La religion de Babel sera l'ultime manifestation globale de la tradition corrompue apocryphe, car c'est à la suite de cet événement que se développeront, dans les diverses régions de la terre, les traditions particulières qui ont et possèdent, comme caractère unitaire et vertu " primordiale ", de participer, à un titre ou un autre, en Orient comme en Occident, de la religion babélienne réprouvée. Lorsque Guénon et ses disciples, nous parlent donc des traces de la " Tradition primordiale " présentent dans les différentes traditions, ils ne renvoient qu'à ces débris épars de la tradition primitive polluée, flétrie et condamnée par Dieu.

Pour rétablir la Tradition originelle définitivement perdue, face à une situation qui, au fil des temps, devenait irréversible en raison de la nature orientée au mal de l'homme, l'Éternel jugea nécessaire de protéger la " Révélation " en se choisissant cette fois-ci un peuple qui pourrait conserver sa Loi. C'est ainsi que Dieu décida d'élire, pour cette mission, un homme : Abraham, que Martinès de Pasqually nous décrit ainsi : " Il n'y a jamais eu parmi les pères particuliers temporels un homme plus élevé en postérité charnelle qu'Abram. C'est de là d'où l'Écriture l'appelle simplement Abram, père élevé, et non Abraham, père élevé en multitude de postérité en Dieu, telle qu'elle aurait dû être opérée par Adam dans son état de gloire, mais qui, par sa prévarication, est devenu père élevé en postérité matérielle terrestre. Il vrai qu'Abraham a succédé en ceci au défaut d'Adam, puisque d'Abraham est véritablement sortie une postérité de Dieu. C'est en effet, dans la postérité d'Abraham que le Créateur a fait son élection générale et particulière, la première, pour manifester sa justice, et l'autre pour manifester sa gloire. " ( Traité, 162).






Si Dieu forge une Alliance avec Abraham, c'est qu'il trouve en lui une vertu majeure et essentielle, une

force singulière, une grâce qui ne relevait pas de la religion naturelle : la " Foi ". Et cette foi est
fondatrice d'une nouvelle dimension religieuse, d'un nouveau mode de relation entre Dieu et l'homme qui va profondément modifier le cours de l'histoire du monde, et même constituer la base d'une " Histoire " dans laquelle l'existence des êtres ne sera plus conçue comme étant une fugitive présence au sein d'un processus éternel massif et aveugle, un flux cosmique condamné à une perpétuelle reproduction, mais un lieu, un temps ou s'épanouira un lien d'amour entre Dieu et sa créature. [11]

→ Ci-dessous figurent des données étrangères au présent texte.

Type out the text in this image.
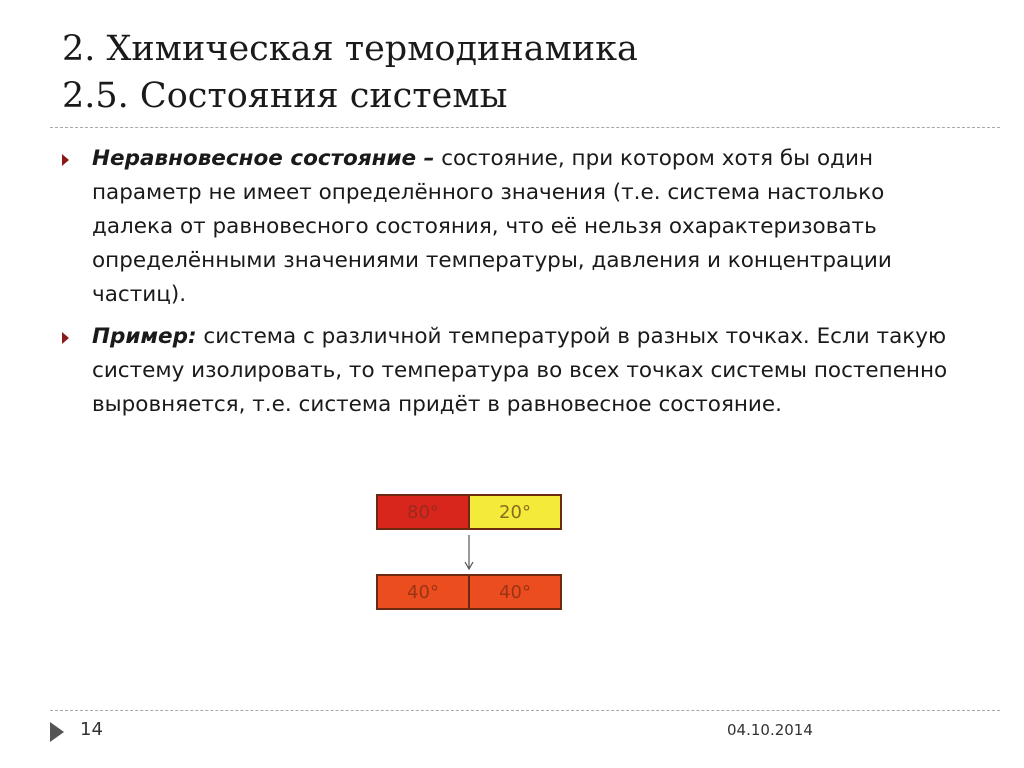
2. Химическая термодинамика
2.5. Состояния системы
Неравновесное состояние – состояние, при котором хотя бы один параметр не имеет определённого значения (т.е. система настолько далека от равновесного состояния, что её нельзя охарактеризовать определёнными значениями температуры, давления и концентрации частиц).
Пример: система с различной температурой в разных точках. Если такую систему изолировать, то температура во всех точках системы постепенно выровняется, т.е. система придёт в равновесное состояние.
80°	20°
40°	40°
14	04.10.2014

Et c'est maintenant, bien évidemment, que nous retrouvons Melchisédech qui, comme nous le savons, par l'offrande du pain et du vin va transmettre quoi donc à Abraham ?

Les restes souillés d'une tradition babélienne, (puisque la tradition pré-diluvienne a été détruite par Dieu), comme l'affirme Guénon ?

Les vestiges dégradés d'une religion cosmique dévoyées et pervertie ?

Ce n'est pas sérieux !

Cela n'a aucun sens du point de vue scripturaire et spirituel, et il faut vraiment avoir perdu toute mémoire de l'Écriture Sainte et des conditions de la préservation du culte Divin à travers l'histoire des hommes pour soutenir une telle ineptie !

Que fait donc Melchisédech ?

Melchisédech, réconcilie donc Abraham, comme l'Éternel l'avait fait avec Noé, au Nom et par le pouvoir du Christ, c'est pourquoi il lui fait l'offrande du pain et du vin, qui n'est pas un symbole de son rattachement à la " Tradition primordiale " rejetée et réprouvée par Dieu, mais un témoignage de sa consécration sacerdotale au Messie, au Christ dont il préfigure le culte eucharistique, ce qui est, nous en conviendrons, tout à fait autre chose !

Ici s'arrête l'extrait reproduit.